South Africa’s Energy Minister called a press conference this morning at Tshedimosetso House, Pretoria to laid down the facts and dispel any public discourse regarding the country’s Independent Power Producer Programme (IPP Programme). The Minister reaffirmed that the renewable energy programme is very successful, above board and plays a major role arresting the high negative impact of fossil fuel sources of energy such as oil and coal.
The Minister was at pains to point out that there is no corruption in the Independent Power Producer Program. “The Government has an established procurement office, the Independent Power Producers Office, under the direction and guidance of the Department of Energy and the National Treasury. This mechanism of procuring the Renewable Energy IPP programme is aligned with the Public Finance Management Act (PFMA),” he said.

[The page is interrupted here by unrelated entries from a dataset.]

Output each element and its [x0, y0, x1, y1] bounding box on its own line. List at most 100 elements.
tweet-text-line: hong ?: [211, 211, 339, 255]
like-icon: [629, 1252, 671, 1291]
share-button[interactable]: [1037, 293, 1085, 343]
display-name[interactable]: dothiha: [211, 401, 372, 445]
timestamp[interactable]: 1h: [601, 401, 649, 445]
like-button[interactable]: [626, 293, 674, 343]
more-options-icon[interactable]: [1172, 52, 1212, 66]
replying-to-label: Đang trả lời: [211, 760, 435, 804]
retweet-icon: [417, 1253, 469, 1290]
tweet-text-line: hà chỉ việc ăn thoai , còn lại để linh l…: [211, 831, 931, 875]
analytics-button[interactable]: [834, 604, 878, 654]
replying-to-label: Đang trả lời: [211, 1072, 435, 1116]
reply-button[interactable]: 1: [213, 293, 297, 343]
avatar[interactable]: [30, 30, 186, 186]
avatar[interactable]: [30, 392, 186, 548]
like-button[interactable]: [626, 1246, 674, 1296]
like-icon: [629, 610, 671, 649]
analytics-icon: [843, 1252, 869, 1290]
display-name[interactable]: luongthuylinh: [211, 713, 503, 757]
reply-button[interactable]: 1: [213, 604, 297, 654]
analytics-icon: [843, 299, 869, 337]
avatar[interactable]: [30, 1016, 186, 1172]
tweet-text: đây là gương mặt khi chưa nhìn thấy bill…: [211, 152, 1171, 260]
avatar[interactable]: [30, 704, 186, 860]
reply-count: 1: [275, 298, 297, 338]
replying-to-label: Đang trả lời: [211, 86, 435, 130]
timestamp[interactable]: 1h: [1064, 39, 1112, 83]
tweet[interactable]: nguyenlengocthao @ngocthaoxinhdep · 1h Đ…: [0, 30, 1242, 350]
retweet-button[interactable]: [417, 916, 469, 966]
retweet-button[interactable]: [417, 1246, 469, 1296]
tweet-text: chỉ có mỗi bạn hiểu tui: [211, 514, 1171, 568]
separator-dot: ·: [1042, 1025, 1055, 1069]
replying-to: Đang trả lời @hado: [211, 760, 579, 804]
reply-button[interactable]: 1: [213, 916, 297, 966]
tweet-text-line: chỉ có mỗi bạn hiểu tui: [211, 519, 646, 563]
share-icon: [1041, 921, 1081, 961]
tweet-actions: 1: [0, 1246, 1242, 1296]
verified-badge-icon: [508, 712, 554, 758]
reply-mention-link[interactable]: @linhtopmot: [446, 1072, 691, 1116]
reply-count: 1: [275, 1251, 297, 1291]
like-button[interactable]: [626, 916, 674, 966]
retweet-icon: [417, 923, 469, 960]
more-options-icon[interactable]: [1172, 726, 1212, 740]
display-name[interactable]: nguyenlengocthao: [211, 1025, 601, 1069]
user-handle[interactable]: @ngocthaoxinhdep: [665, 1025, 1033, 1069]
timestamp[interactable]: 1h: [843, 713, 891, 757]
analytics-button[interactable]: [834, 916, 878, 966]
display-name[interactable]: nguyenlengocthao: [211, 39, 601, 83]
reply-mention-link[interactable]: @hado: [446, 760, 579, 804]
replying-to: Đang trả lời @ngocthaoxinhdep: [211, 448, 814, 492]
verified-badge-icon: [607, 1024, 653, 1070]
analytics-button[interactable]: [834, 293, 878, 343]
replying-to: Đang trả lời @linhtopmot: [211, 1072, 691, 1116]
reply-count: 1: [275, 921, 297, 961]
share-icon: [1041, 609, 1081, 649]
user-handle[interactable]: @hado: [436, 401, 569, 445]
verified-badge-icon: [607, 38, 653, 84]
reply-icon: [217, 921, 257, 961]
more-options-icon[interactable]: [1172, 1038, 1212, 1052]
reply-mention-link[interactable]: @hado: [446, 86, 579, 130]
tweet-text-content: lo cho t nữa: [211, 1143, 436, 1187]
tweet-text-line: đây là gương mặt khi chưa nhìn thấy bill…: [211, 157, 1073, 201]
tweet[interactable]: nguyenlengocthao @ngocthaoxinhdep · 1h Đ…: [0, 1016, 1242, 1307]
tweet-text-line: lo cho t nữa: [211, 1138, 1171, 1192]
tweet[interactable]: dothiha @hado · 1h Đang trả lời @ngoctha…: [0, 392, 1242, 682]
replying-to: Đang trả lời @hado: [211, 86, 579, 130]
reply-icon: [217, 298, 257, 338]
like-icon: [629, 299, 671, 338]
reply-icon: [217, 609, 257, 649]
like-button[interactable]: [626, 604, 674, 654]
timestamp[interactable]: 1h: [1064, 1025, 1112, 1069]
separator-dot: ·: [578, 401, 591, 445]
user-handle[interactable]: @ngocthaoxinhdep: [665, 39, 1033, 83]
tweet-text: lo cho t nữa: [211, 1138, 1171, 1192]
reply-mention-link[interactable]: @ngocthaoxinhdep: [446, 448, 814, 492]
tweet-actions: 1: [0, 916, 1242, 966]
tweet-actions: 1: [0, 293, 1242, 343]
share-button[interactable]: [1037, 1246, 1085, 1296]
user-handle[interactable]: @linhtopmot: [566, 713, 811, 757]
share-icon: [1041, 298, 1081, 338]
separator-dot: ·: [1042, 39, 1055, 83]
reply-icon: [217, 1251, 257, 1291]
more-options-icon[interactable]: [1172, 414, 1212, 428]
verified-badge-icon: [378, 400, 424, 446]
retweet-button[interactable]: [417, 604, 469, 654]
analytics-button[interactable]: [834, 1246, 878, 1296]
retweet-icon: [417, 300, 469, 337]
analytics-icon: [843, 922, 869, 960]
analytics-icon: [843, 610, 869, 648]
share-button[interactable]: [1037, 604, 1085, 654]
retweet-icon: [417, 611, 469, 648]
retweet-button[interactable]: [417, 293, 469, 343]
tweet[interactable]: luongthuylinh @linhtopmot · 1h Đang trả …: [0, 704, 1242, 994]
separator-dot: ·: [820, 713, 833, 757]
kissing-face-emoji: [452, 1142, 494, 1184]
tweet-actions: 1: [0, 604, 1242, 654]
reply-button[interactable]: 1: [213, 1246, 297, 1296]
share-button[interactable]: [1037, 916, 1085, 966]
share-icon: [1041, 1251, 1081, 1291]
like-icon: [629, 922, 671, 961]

“The tender process and the awarding of contracts are fair, open and transparent and the security around the evaluation process mitigates the risks of corruption and interference. The evaluation is conducted in a highly secured environment with video and voice recordings and by a multi-disciplinary team of independent external advisers in respect of legal, technical, financial and economic development disciplines. The evaluation reports are thereafter reviewed by independent reviewers for consistency. In addition, each evaluation process is subject to scrutiny and monitoring by a governance and compliance review team comprised of independent audit professionals”.
“All bidders, evaluation teams, review teams as well as governance audit specialists involved are required to complete extensive declarations of conflicts of interest. Bidders are also required to declare that no collusion took place in the preparation of their bids. If any collusion is found to have taken place, the bids will be disqualified”.
“The final consideration and approval of the Preferred Bidders is conducted by the Bid Adjudication Committee of the Department of Energy (DoE).”
The Minister also pointed out that “Nersa issues a licence to all IPPs based on full disclosure of information required, tariff and tariff escalation. A public participation process scrutinises the tariff before the licence is issued”.
He added that “It is true that the early renewable energy programmes were relatively higher in pricing however, successive bid window prices have consistently declined, especially steep falls recorded from wind and solar PV technologies. The renewable energy IPPs are cost neutral to Eskom as the cost is passed on to the consumer. Procurement through competitive bidding allows for the best available prices at the time”.
“Before Eskom signs the PPAs, the energy regulator, Nersa, will issue an approval for Eskom to enter into the PPAs and confirm in writing that Eskom will be allowed the full associated cost under the cost recovery mechanism. The assertion therefore that Eskom incurs losses as a result of the Independent Power Producer programme is without foundation, misleading and false. Since 2013, Eskom has not incurred a cent in buying electricity from the Independent Power Producers which they have not been able to recover through the tariff allowance”.
The minister also explained that coal jobs are at risk in South Africa, but this is not as a result of the REIPP programme. “Eskom has as early as in the IRP 2010 reported that it will be decommissioning some of the older coal-fired power stations which are reaching the end of their commercial and operational life. According to Eskom, by 2030, 13 000 MW of coal-fired capacity is scheduled for decommissioning”.
“Multi-sectoral interventions by government, labour unions and the private sector can be collectively implemented to reskill affected workers in the coal sector to align their capabilities to participate in industries surrounding their existing areas of work, in order to avoid relocation, while maintaining similar or improved income levels”.
“The REIPP Programme has in a short 8 year period, attracted R209.4 billion in committed private sector investment, resulting in much needed alleviation of fiscal pressure. Black South African equity shareholding in the REIPP Programme has progressively increased with each bidding round. The South African equity shareholding across Bid Window 1 to Bid Window 4 and Smalls Bid Windows 1 and 2 equates to 52% (R31.4 billion) of total equity (R60.9 billion), which is substantially more than the 40% requirement”.
The Minster also pointed out that South Africa’s REIPP Programme’s contribution to climate change objectives can also not be disputed with carbon emission reductions of 33.2 million tonnes (Mton) carbon dioxide (CO2) and water savings of 39.2 million kilolitres achieved by 31 December 2018.